This holiday period is often called the ’silly season’. But recent deals show that making M&A hay in the summertime can be anything but silly.

These deals of considerable scale, encompass land-grabs as well as cloud-grabs. It’s salutary to note how the flight to digital can still come back down to earth.

Dollar Shave Club has been sold for $1bn

Dollar Shave Club

Dollar Shave Club has been sold for $1bn

Walmart has paid almost $3.5bn to acquire loss-making start-up Jet.com, that launched like a rocket last year but has a gross annual merchandise run rate that’s still less than a third of that sum.

Whereas Steinhoff is paying a little over $3.5bn (one times annual sales) for Mattress Firm to add 3,500 US stores to the group’s global portfolio of about 7,000.

No sleeping giant Steinhoff, whose Frankfurt-listed shares are up 21% this year (with a market valuation of €22bn) despite two failed recent M&A attempts.

“Another decade from now, Amazon Prime Air could well be a reality with self-driving trucks acting as mobile warehouses”

Mattress Firm is a profitable omnichannel, primarily a bricks and mortar retailer with big store expansion plans.

This contrasts acutely with the store closures announced by Macy’s, Sears, Kohl’s, Target and, indeed Walmart, which has also just sold its Mexican apparel chain Suburbia for about $1bn.

It’s wrong to see these moves as simply plotting an inexorable footpath to a store-less future. TJX, for example, has just announced plans to grow its global estate by 50% in the coming years.

Claiming a stake

Start-up pureplay upstarts (or ‘digitally native vertical brands’ in current parlance) will play David to the retail Goliaths for now, but perhaps not for ever.

Mattress Firm will be well aware of the danger from online brands such as Helix Sleep, Tuft & Needle, and Casper (the latter – whose revenues will hit $200m this year, two years after its launch – delivers ridiculously small boxes containing compressed foam mattresses that expand to full size when unpacked, and offers full refunds and free pick-ups within the first three months, if the mattress fails to please).

In July news of arguably the most important recent deal hit our screens: Unilever has paid $1bn for Dollar Shave Club, the subscription etailer of razor cartridges delivered to customers for as little as $1 per month.

It began in 2012, has still to make a profit and forecasts revenues of just $200m this year. Why did Unilever do so and why do some commentators even find this price “shockingly low”?

Predicting the next big thing

In a Stratechery article Ben Thompson referred to a critical conjunction of creations, more or less a decade ago: Facebook (2004) YouTube (2005) and Amazon Web Services (2006). These are the empowering forces of disruption that are now really flexing their muscles.

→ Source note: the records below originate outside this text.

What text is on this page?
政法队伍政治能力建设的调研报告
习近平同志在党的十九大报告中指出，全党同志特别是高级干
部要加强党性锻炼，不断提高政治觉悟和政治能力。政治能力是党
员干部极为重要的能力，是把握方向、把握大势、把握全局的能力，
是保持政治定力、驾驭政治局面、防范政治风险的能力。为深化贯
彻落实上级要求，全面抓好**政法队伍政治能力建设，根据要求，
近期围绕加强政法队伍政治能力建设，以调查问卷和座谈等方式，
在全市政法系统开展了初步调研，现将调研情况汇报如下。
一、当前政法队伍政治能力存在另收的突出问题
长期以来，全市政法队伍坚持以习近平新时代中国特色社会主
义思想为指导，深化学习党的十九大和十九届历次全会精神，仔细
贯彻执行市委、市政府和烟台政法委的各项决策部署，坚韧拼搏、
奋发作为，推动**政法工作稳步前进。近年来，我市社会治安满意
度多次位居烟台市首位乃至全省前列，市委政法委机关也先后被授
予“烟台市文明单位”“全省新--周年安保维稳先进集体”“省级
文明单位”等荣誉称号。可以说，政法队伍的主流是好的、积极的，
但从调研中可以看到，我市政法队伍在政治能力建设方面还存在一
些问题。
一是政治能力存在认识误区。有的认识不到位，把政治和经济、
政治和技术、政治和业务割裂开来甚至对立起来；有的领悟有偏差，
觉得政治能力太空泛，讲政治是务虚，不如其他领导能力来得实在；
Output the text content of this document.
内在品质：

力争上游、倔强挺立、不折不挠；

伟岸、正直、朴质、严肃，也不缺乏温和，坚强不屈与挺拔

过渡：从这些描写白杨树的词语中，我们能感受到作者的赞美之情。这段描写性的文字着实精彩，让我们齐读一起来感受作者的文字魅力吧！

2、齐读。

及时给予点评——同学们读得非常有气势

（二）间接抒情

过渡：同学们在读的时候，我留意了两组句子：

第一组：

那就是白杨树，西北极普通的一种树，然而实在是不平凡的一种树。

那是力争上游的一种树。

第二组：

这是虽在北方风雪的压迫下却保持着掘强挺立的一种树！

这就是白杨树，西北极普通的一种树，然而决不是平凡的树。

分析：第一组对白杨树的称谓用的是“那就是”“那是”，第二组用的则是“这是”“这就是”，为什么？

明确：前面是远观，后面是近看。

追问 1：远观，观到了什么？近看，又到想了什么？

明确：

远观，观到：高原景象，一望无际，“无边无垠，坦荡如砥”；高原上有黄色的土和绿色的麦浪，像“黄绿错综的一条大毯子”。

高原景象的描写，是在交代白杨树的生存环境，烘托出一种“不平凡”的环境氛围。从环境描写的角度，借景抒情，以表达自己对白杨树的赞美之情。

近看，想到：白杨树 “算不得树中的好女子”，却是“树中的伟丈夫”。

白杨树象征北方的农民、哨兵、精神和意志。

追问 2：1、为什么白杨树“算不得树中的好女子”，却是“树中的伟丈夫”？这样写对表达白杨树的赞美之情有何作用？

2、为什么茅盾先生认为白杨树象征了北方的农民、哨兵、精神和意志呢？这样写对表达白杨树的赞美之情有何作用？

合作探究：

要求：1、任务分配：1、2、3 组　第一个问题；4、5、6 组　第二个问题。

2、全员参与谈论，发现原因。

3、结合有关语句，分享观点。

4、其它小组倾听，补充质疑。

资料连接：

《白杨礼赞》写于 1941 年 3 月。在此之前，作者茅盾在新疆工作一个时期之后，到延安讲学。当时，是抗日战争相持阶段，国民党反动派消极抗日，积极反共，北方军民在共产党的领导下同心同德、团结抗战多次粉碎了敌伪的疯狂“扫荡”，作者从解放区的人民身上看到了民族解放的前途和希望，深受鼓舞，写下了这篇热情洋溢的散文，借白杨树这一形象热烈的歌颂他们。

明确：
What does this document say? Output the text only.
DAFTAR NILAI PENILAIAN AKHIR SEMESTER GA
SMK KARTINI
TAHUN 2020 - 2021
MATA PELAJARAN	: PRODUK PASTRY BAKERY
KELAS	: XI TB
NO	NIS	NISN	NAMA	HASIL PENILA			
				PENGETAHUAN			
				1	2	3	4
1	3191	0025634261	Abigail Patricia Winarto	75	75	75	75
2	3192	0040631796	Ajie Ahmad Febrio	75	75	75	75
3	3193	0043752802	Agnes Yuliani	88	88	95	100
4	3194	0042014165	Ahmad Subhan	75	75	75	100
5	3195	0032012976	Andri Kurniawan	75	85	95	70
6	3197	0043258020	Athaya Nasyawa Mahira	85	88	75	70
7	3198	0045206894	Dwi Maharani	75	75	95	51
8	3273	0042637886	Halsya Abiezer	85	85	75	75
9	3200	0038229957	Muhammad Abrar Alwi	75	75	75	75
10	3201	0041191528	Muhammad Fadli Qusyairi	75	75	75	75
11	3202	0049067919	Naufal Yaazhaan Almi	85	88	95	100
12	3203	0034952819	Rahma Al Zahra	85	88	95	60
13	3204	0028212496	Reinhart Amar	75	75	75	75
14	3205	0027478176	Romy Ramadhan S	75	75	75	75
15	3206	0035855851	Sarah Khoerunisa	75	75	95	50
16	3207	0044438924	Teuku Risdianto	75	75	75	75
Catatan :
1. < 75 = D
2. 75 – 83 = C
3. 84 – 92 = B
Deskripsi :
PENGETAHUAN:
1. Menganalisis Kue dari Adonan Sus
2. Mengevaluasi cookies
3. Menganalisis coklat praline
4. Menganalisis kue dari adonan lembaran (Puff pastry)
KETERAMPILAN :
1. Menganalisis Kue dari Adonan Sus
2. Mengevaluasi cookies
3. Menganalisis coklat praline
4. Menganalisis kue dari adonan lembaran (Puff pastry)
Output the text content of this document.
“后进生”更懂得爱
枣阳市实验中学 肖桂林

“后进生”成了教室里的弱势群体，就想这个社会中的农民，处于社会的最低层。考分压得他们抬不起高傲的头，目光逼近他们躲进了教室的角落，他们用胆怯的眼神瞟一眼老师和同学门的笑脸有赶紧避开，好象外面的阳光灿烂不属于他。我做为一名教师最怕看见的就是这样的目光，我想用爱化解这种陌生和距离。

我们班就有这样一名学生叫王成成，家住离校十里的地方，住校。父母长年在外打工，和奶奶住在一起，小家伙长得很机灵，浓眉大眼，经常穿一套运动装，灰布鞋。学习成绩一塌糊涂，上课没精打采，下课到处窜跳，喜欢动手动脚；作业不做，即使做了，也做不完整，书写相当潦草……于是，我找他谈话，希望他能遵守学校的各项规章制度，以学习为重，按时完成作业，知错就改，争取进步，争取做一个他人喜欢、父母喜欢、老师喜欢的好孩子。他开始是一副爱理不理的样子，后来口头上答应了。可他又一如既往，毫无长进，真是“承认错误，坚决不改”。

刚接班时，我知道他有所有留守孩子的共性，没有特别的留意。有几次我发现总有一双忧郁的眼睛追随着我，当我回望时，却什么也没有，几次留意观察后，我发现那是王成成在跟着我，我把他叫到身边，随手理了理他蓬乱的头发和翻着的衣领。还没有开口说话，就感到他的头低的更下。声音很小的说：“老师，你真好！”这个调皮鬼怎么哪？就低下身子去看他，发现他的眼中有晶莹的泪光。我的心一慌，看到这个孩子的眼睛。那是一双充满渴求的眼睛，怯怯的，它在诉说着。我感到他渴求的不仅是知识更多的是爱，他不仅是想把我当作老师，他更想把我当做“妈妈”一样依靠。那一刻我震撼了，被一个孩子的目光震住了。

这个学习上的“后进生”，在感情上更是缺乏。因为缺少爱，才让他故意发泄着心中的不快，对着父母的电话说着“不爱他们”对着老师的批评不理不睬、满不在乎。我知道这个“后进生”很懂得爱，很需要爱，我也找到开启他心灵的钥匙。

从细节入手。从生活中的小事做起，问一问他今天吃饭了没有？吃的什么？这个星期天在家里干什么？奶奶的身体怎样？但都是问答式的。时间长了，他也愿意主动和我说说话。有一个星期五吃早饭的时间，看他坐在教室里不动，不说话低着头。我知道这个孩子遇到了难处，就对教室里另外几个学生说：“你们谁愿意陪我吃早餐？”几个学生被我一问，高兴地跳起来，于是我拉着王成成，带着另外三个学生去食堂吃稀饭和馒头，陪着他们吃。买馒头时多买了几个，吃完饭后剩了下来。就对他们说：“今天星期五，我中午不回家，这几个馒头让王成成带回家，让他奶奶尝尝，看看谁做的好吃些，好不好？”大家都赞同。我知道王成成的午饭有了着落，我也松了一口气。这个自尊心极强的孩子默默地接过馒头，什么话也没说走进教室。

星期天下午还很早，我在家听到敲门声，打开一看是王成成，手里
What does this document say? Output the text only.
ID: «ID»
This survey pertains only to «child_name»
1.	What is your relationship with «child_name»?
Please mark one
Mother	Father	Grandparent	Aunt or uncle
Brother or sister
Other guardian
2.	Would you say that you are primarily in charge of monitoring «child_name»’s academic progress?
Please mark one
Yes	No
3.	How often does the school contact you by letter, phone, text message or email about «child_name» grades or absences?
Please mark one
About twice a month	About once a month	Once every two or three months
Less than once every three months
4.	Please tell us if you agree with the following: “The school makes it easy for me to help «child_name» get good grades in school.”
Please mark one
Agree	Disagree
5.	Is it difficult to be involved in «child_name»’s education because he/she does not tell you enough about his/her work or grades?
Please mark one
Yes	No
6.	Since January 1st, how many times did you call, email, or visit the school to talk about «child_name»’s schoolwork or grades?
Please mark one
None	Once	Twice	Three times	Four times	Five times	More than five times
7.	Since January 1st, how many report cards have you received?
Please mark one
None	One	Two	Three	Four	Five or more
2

It was in 2005 as well that P&G paid $57bn to acquire Gillette. Dollar Shave Club is a relative minnow but one that already has 15% of the razor cartridge market by volume. Seems like $1bn could be a snip.

Amazon Prime was also launched in 2005. Another decade from now, Amazon Prime Air could well be a reality with self-driving trucks acting as mobile warehouses, roaming around catchments of consumers whose purchases will be delivered by drones from the trucks in a matter of minutes.

Not as silly as it sounds. Not at all.